2026年3月27日 | 債務整理ナビ編集部
個人事業主やフリーランスの方は、事業資金と生活費の境界があいまいになりやすく、気づけば多額の借金を抱えているというケースが少なくありません。「事業を辞めないと借金は整理できない?」——そんなことはありません。
まず借金の全体像を把握しましょう。事業資金と生活費の借金を分け、どこを整理すれば事業が回るかを考えます。
任意整理であれば、買掛金や取引先への支払いを対象外にできます。事業上の信用を守りながら消費者金融やカードローンだけを整理する戦略が有効です。
Q. 個人事業主でも債務整理できますか?
→ はい。任意整理・個人再生・自己破産のいずれも利用可能です。
Q. 債務整理すると事業は続けられない?
→ 任意整理なら事業への影響はほぼありません。個人再生でも継続可能です。
「事業資金と生活費合わせて5社から320万の借金。任意整理で消費者金融3社だけを整理して、取引先への支払いは対象外にした。店は普通に営業を続けられてる。」
「カードで仕入れや広告費を払ってたら500万超の借金に。個人再生で100万に減額。事業用のPC・タブレットは残せたし、クライアントにもバレなかった。」
「ビジネスローン2社と個人カードローン3社で借金420万。弁護士と相談して、事業用口座のある銀行は対象外にした。月の返済が11万→5.8万になって資金繰りが改善した。」
※個人の感想であり、全ての方に同様の結果を保証するものではありません。
個人事業主の債務整理では、事業の継続が大きな関心事です。任意整理であれば事業に必要な取引先との関係を維持しながら、金融機関の借入だけを整理できます。取引先への支払いは通常通り続けられるため、事業への影響を最小限に抑えられます。
個人再生の小規模個人再生は、個人事業主でも利用可能です。
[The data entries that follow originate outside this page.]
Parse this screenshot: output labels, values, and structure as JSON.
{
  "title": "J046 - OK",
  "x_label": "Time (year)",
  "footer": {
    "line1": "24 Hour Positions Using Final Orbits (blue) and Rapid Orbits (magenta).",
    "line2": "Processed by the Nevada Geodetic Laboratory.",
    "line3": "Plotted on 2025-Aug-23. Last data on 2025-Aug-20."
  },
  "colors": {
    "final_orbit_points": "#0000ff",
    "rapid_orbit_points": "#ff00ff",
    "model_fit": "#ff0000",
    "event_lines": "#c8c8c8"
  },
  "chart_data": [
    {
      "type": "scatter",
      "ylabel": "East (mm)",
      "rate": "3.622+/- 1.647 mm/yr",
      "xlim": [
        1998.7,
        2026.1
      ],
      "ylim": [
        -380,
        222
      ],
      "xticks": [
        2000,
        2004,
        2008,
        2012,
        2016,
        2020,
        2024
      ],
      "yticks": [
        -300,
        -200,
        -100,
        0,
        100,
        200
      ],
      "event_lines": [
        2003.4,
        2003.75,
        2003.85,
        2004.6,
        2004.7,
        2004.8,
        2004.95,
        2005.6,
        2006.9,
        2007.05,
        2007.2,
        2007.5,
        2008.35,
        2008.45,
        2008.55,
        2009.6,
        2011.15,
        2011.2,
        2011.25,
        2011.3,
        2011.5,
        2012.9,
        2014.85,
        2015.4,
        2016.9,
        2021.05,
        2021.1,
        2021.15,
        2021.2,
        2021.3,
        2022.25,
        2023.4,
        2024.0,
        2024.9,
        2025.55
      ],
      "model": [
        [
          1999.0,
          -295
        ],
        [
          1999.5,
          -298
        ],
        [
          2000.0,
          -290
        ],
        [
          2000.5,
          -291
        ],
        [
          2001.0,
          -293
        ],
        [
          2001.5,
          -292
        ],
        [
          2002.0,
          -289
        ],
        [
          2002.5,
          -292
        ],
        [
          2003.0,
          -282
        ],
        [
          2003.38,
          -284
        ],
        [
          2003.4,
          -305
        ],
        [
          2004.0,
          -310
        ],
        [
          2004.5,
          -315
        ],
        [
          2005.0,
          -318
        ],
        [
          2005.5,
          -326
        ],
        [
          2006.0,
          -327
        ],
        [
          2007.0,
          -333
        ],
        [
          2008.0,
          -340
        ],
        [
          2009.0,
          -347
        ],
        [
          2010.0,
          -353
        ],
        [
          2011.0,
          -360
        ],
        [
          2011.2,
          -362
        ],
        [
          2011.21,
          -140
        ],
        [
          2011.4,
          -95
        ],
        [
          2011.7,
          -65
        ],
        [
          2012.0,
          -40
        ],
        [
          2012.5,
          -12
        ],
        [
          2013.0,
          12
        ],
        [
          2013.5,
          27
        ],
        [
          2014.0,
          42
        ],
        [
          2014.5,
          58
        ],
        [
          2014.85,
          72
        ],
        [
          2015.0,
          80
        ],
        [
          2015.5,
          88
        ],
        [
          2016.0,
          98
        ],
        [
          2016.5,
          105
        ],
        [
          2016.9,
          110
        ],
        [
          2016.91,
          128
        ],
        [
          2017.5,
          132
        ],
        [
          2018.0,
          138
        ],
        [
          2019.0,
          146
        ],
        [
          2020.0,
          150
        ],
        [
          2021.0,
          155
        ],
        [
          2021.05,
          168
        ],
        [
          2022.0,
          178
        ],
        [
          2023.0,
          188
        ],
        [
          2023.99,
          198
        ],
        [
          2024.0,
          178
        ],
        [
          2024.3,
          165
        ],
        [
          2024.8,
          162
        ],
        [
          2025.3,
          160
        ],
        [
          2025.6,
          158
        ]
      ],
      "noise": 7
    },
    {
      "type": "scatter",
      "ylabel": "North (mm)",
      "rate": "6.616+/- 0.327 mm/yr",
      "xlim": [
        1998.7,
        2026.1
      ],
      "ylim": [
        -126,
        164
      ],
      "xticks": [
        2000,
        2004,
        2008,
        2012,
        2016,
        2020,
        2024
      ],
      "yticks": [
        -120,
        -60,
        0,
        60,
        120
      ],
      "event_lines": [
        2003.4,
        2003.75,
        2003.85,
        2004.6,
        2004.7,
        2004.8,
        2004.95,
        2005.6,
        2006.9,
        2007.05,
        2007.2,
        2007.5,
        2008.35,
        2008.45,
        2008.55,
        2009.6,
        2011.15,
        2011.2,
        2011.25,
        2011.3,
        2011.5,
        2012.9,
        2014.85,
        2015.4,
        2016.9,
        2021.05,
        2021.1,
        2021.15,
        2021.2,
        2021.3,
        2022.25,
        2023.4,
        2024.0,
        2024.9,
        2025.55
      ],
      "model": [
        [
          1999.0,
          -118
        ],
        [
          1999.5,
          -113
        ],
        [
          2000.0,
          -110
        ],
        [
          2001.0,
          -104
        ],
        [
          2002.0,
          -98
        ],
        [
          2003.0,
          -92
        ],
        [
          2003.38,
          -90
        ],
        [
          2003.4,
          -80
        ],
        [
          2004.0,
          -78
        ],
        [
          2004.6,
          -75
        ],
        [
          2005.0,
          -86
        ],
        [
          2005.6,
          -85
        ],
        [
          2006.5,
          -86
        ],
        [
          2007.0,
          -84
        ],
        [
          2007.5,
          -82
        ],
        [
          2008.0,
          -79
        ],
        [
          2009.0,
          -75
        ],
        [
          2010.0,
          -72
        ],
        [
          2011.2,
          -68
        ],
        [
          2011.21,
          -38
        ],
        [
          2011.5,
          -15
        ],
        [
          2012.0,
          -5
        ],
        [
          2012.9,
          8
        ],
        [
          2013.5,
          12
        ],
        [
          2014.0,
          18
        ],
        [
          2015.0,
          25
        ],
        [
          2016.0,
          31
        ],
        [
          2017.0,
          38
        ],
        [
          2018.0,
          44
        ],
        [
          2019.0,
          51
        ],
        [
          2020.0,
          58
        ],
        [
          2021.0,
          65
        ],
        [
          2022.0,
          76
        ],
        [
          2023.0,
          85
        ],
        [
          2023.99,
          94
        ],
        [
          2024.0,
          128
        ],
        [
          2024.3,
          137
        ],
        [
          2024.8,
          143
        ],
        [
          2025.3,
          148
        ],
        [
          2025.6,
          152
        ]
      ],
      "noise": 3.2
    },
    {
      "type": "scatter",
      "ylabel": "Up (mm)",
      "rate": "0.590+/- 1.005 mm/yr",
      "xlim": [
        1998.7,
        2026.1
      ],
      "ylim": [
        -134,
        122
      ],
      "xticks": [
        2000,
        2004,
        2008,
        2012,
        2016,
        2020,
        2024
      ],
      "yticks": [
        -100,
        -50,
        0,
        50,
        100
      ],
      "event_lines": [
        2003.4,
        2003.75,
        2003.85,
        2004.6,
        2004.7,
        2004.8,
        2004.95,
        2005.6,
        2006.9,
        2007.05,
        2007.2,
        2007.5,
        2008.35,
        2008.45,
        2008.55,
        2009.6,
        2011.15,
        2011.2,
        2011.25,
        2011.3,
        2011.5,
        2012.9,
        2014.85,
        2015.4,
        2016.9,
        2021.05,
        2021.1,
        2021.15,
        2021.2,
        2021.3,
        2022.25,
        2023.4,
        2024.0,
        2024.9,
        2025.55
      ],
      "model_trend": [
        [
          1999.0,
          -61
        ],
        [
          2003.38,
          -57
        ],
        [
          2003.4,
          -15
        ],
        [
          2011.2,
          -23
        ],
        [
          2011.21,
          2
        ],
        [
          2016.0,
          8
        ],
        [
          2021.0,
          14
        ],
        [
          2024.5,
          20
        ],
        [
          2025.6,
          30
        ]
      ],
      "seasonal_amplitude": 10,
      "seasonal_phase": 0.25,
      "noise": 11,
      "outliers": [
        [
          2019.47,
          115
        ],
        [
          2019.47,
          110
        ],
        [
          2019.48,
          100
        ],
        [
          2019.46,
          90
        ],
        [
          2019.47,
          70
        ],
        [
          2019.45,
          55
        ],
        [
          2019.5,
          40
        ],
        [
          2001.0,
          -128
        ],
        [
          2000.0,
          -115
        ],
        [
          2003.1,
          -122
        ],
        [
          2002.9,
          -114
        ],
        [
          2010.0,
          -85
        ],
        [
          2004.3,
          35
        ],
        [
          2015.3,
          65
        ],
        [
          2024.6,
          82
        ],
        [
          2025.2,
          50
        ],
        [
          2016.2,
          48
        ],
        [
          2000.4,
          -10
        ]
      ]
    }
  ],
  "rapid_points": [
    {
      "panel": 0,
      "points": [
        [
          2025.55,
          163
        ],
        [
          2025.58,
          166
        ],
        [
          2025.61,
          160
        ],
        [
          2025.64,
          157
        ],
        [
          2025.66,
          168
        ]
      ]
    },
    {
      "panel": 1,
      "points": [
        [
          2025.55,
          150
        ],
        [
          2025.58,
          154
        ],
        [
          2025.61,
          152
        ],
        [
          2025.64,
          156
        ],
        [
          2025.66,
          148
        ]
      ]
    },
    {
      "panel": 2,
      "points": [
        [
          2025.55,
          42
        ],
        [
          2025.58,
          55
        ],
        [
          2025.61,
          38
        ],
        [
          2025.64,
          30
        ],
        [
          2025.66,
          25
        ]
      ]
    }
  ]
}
事業用の設備や在庫は清算価値に算入されますが、事業を継続しながら借金を大幅に減額できるメリットがあります。自己破産の場合は原則として事業を廃止する必要がありますが、事業用財産が少額であれば同時廃止事件として処理され、早期に免責が得られることもあります。
事業資金と生活資金の借入が混在している場合は、それぞれの性質を整理して最適な手続きを選択する必要があります。税金や社会保険料の滞納がある場合は、債務整理とは別に分納の相談をする必要があります。事業の継続か廃止かの判断も含めて、弁護士に早めに相談することが重要です。
個人事業主が債務整理を検討する際は、事業用の銀行口座と個人の口座を分けておくことが重要です。確定申告書や帳簿類も整理しておきましょう。弁護士への相談時にこれらの書類があるとスムーズに方針が決まります。事業の将来性と借金の返済可能性を総合的に判断し、事業継続と債務整理の両立を目指しましょう。フリーランスや自営業の方の債務整理実績が豊富な事務所を選ぶことが成功のポイントです。
個人事業主の債務整理は事業継続の可否が最大の判断ポイントです。売上が安定していれば任意整理で事業を続けながら借金を整理できます。赤字続きなら自己破産で負債を清算し再出発する選択もあります。弁護士に事業の状況を正直に伝えることが最適な解決策を見つける鍵です。